Logo
Logo

Atharva Pandey/Lesson 3: TLS Handshake — What happens in those 2 round trips

Created Thu, 30 May 2024 00:00:00 +0000 Modified Thu, 30 May 2024 00:00:00 +0000

A colleague once asked me why adding TLS to a service increased our P99 latency by 50ms. She had measured it carefully, switching between HTTP and HTTPS in a load test. My first instinct was to say “encryption overhead” but that’s wrong — modern CPUs with AES-NI can encrypt gigabytes per second. The actual cost is the handshake. Once I explained what was actually happening in those first few round trips, the answer to “how do we fix it” became obvious: stop creating new connections.

How It Works

TLS (Transport Layer Security) runs on top of TCP. It provides three things: confidentiality (data is encrypted), integrity (data hasn’t been tampered with), and authentication (you’re talking to who you think you’re talking to).

TLS 1.2 Handshake (the old way)

TLS 1.2 requires two round trips before application data flows:

Client                                  Server
  |                                       |
  |---- ClientHello ---------------------->|
  |     (TLS version, cipher suites,      |
  |      client random, SNI)              |
  |                                       |
  |<--- ServerHello -----------------------|
  |<--- Certificate -----------------------|
  |<--- ServerKeyExchange (if DHE/ECDHE) --|
  |<--- ServerHelloDone -------------------|
  |                                       |  <- 1 RTT
  |---- ClientKeyExchange ---------------->|
  |---- ChangeCipherSpec ----------------->|
  |---- Finished (encrypted) ------------>|
  |                                       |
  |<--- ChangeCipherSpec ------------------|
  |<--- Finished (encrypted) -------------|
  |                                       |  <- 2 RTT
  |==== Application Data ================>|

The ClientHello advertises which cipher suites and TLS versions the client supports.
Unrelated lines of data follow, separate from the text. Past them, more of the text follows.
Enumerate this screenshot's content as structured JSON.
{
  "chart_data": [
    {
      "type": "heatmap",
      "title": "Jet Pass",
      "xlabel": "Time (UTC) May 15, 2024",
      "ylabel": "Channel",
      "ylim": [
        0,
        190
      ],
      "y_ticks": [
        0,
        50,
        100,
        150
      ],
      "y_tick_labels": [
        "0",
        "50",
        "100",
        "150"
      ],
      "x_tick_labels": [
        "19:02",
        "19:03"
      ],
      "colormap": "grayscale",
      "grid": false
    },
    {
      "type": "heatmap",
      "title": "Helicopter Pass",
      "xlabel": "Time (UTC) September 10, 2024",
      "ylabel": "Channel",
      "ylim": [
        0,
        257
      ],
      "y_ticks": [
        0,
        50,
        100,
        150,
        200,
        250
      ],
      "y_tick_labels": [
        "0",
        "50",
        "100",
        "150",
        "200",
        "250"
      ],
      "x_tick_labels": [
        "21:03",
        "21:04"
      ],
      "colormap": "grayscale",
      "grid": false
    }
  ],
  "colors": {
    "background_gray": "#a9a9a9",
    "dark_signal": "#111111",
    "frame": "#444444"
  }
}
The server picks one and responds with its certificate. The key exchange happens in round trip 1 (client sends its key share), and both sides derive the session keys. Round trip 2 confirms the handshake wasn’t tampered with. Only then can application data flow.

TLS 1.3 Handshake (the new way)

TLS 1.3 (RFC 8446, 2018) redesigned the handshake to require only one round trip for new connections:

Client                                  Server
  |                                       |
  |---- ClientHello ---------------------->|
  |     (key_share, supported_versions,   |
  |      signature_algorithms, SNI)       |
  |                                       |
  |<--- ServerHello -----------------------|
  |<--- {EncryptedExtensions} ------------|
  |<--- {Certificate} --------------------|
  |<--- {CertificateVerify} --------------|
  |<--- {Finished} -----------------------|
  |                                       |  <- 1 RTT
  |---- {Finished} ----------------------->|
  |==== Application Data ================>|

TLS 1.3 moves the key share into the ClientHello. The client sends its ECDHE public key guess (it picks one from the server’s likely preferences) so the server can derive the key immediately and start encrypting its response. The server’s certificate and the Finished message are now encrypted. The entire second flight is encrypted.

0-RTT Session Resumption

Both TLS 1.2 and 1.3 support session resumption — reusing cryptographic state from a previous connection to skip part of the handshake. TLS 1.3 introduced 0-RTT (zero round trip time resumption). The client sends a pre_shared_key extension and can include application data in the very first flight.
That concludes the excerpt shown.